III. FUNDAMENTOS JURIDICOS DEL FALLO
Que, la recurrente denuncia la vulneración de sus derechos a la seguridad jurídica, al trabajo, a la propiedad y otros, previstos en los arts. 7-a)-d)-i), 22-I CPE, con el argumento de que los recurridos obligaron a su esposo a firmar primero un documento de préstamo y luego una transferencia de un omnibus con el derecho a línea, que constituyen bienes ganancialicios, empero a la fecha lo mantienen retenido como garantía del préstamo, privándola de los ingresos que el vehículo provee al prestar servicio de transporte. En consecuencia, corresponde dilucidar si tales extremos son evidentes y si constituyen un acto ilegal y lesivo de los derechos fundamentales referidos, a fin de otorgar o negar la tutela solicitada, siempre que no exista otro medio para la protección de los mismos.

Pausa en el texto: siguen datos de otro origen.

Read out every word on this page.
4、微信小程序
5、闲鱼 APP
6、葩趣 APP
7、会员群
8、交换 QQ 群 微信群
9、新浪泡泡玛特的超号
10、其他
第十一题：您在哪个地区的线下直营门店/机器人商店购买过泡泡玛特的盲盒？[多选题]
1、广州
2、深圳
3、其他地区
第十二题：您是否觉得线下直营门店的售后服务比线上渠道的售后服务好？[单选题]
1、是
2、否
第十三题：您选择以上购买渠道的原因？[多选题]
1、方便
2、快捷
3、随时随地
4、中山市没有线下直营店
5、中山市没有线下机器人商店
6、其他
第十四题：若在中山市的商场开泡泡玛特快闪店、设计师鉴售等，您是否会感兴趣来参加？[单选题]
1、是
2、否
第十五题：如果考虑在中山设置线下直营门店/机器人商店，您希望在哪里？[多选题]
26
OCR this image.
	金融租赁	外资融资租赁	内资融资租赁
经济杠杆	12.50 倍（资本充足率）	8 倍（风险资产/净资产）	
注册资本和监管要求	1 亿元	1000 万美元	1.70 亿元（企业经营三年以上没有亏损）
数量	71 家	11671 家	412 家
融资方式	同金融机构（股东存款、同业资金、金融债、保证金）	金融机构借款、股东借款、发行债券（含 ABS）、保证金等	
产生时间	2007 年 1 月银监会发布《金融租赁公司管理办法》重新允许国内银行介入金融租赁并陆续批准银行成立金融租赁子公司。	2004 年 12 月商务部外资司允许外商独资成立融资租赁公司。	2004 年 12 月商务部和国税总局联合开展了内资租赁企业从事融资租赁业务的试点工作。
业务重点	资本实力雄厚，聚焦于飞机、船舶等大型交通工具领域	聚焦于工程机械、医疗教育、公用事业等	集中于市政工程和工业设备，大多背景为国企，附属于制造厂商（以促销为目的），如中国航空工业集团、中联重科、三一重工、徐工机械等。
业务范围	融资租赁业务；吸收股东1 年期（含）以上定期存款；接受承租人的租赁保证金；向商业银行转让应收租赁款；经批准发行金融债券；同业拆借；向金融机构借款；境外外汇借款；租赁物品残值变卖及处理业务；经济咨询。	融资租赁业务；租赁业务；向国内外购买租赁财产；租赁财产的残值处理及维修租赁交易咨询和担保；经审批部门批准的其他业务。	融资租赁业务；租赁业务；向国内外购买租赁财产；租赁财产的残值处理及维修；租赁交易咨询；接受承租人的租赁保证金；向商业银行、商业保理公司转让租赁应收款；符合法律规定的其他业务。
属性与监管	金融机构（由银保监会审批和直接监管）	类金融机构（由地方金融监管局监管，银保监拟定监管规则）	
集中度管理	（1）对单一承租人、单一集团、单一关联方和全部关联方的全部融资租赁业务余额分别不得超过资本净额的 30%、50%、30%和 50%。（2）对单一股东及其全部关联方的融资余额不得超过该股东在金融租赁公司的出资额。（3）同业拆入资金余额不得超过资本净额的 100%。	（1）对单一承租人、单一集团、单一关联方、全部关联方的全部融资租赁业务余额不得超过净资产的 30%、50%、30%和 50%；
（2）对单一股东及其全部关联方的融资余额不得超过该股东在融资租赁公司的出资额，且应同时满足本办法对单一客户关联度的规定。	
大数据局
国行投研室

III.1 Que, el amparo como garantía constitucional para proteger derechos fundamentales, por mandato constitucional sólo otorga tutela de manera subsidiaria, lo que importa que sólo podrá ser interpuesto cuando no existe un medio reparador inmediato o cuando los existentes fueron agotados, s'olo en casos excepcionales y cuando sea inminente un daño grave e irreparable, esta jurisdicción puede otorgar protección de manera sustitutiva o alternativa en materia de amparo, en los demás casos los recurrentes deben inexcusablemente hacer valer sus derechos fundamentales por el medio o recurso ordinario que les franquee la Ley.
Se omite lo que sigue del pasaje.